Az önce de belirttiğimiz gibi, Global Game Jam 2010’a katılan 15 gruptan mobil
ve genel kategori dahil olmak üzere 48 saat içerisinde toplam 19 farklı oyun
çıktı. Bu vesileyle Türkiye, dünya genelinde en fazla oyun çıkaran dördüncü ülke
olma unvanını elde etmiş oldu.

Biraz da ödüllerden bahsedelim:
GGJ 2010 sonucunda mobil mategoride Xanka isimli grup, Abidino adlı oyunuyla
birinciliği elde etti. Genel kategoride üçüncü sırada Abidino isimli oyunlarıyla
yine Xanka grubu yer alırken, Wireland grubu da ‘Wireland’ oyunuyla ikinci oldu.
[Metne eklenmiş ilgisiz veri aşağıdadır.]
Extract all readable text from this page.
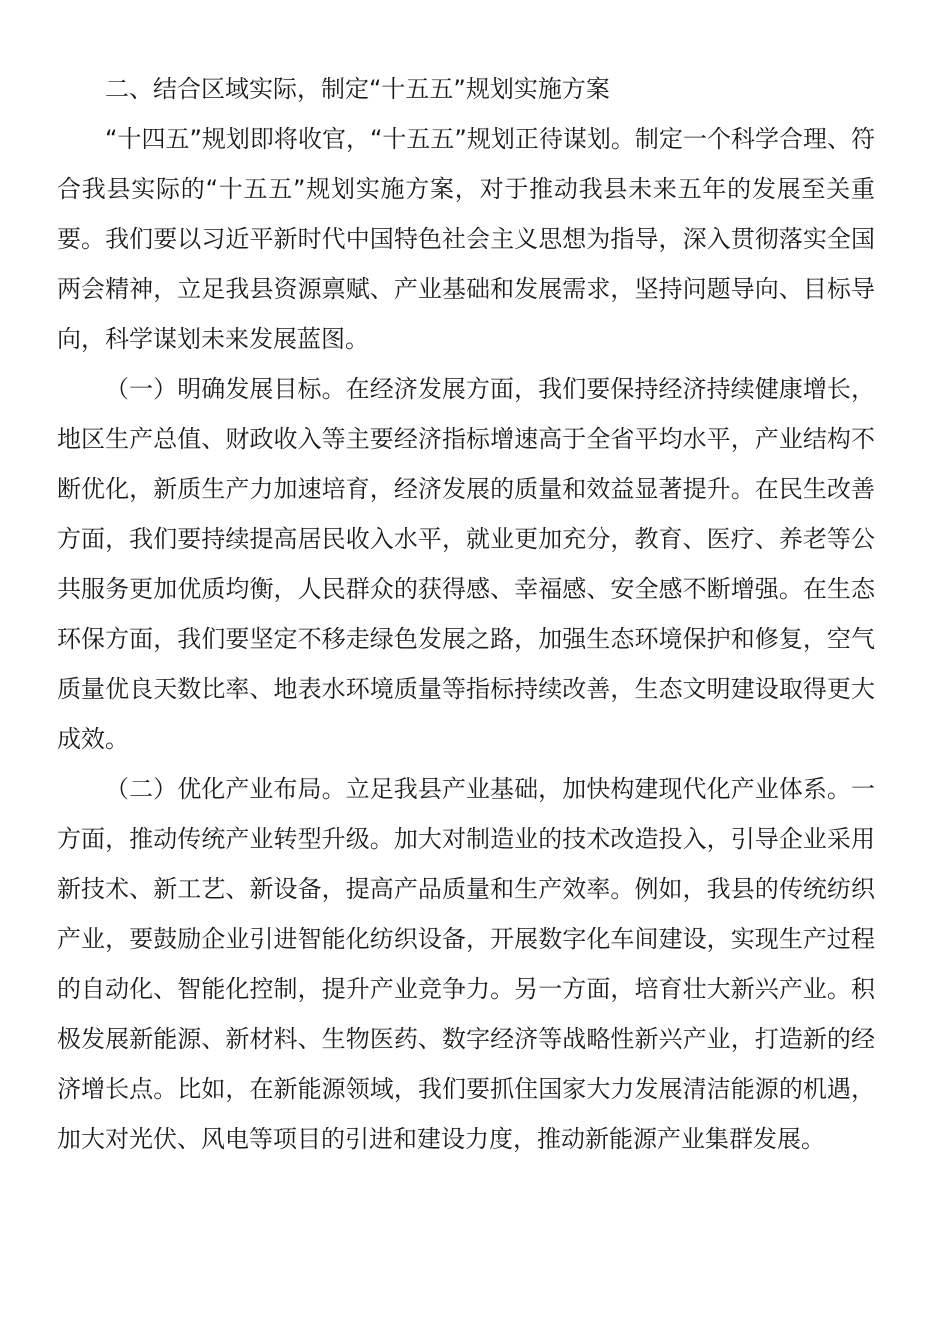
二、结合区域实际，制定“十五五”规划实施方案

“十四五”规划即将收官，“十五五”规划正待谋划。制定一个科学合理、符合我县实际的“十五五”规划实施方案，对于推动我县未来五年的发展至关重要。我们要以习近平新时代中国特色社会主义思想为指导，深入贯彻落实全国两会精神，立足我县资源禀赋、产业基础和发展需求，坚持问题导向、目标导向，科学谋划未来发展蓝图。

（一）明确发展目标。在经济发展方面，我们要保持经济持续健康增长，地区生产总值、财政收入等主要经济指标增速高于全省平均水平，产业结构不断优化，新质生产力加速培育，经济发展的质量和效益显著提升。在民生改善方面，我们要持续提高居民收入水平，就业更加充分，教育、医疗、养老等公共服务更加优质均衡，人民群众的获得感、幸福感、安全感不断增强。在生态环保方面，我们要坚定不移走绿色发展之路，加强生态环境保护和修复，空气质量优良天数比率、地表水环境质量等指标持续改善，生态文明建设取得更大成效。

（二）优化产业布局。立足我县产业基础，加快构建现代化产业体系。一方面，推动传统产业转型升级。加大对制造业的技术改造投入，引导企业采用新技术、新工艺、新设备，提高产品质量和生产效率。例如，我县的传统纺织产业，要鼓励企业引进智能化纺织设备，开展数字化车间建设，实现生产过程的自动化、智能化控制，提升产业竞争力。另一方面，培育壮大新兴产业。积极发展新能源、新材料、生物医药、数字经济等战略性新兴产业，打造新的经济增长点。比如，在新能源领域，我们要抓住国家大力发展清洁能源的机遇，加大对光伏、风电等项目的引进和建设力度，推动新能源产业集群发展。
Not: Wireland grubu sözcüsü ödülünü almak için sahneye çıktığında, ilk üçe
girdiklerinde “ben eşeğim” şeklinde bağıracağı yönünde sözü olduğunu dile
getirdi ve hemen ardından verdiği sözü gerçekleştirdi.
GGJ 2010’un birinciliğini ise Tırt grubu, “Swaps N’ Traps” adlı oyunuyla
kazandı. Bunun yanında Cansu Özgün Kayacık, Global Game Jam 2010’un en çalışkanı
ödülünü aldı.

GGJ 2010 çerçevesi içerisinde hazırlanan bütün oyunlara
https://www.globalgamejam.com/games
adresinden ulaşabilirsiniz.

Organizasyona katılan gruplar ve oyunları ise;
– Jamboard – Prey
– Line-Art – Wizard and Viruses
– Beatbox – Beatbox
– Game Hormone – Belly Band
– Game Hormone – Belly Band (iPhone)
– Yunus – Cross Cards
– Object – Dreamwalker
– Parazit – Viral Fire
– Spark – Microzombie
– Delusion – The Golden Lyre
– xANKA – Fire Me UP
– xANKA – Abidino (mobil)
– Wireland – Wireland
– Tırt – Swaps N’ Traps
– God-Mode-On – Liar Lyre
– Deceptions – Soul of Nature
– Deceptions – Soul of Nature (mobil)
– Tayfa – Fire in the Bed (mobil)
– Tayfa – Zampara

Genel olarak organizasyonun çok keyifli geçtiğini söyleyebiliriz. Gruplar
arasındaki yardımlaşma ve samimiyet gerçekten çok hoştu. Zira kendi işini
bitirmiş olanların, diğer gruplara her türlü yardımda bulunduklarını gördük.

Global Game Jam Türkiye’yi bir “yarışma” olarak nitelendirmek belki biraz yanlış
olabilir. Çünkü orada bulunup, oyun geliştiren her katılımcı farkında olmasa da
‘bir şeylere’ büyük ölçüde katkı sağlamış oluyor.

Şayet siz de yaratıcılığınıza güveniyor ve 48 saat içerisinde ortaya bir
şeyler koyabileceğinize inanıyorsanız Global Game Jam 2011’de görüşmek üzere!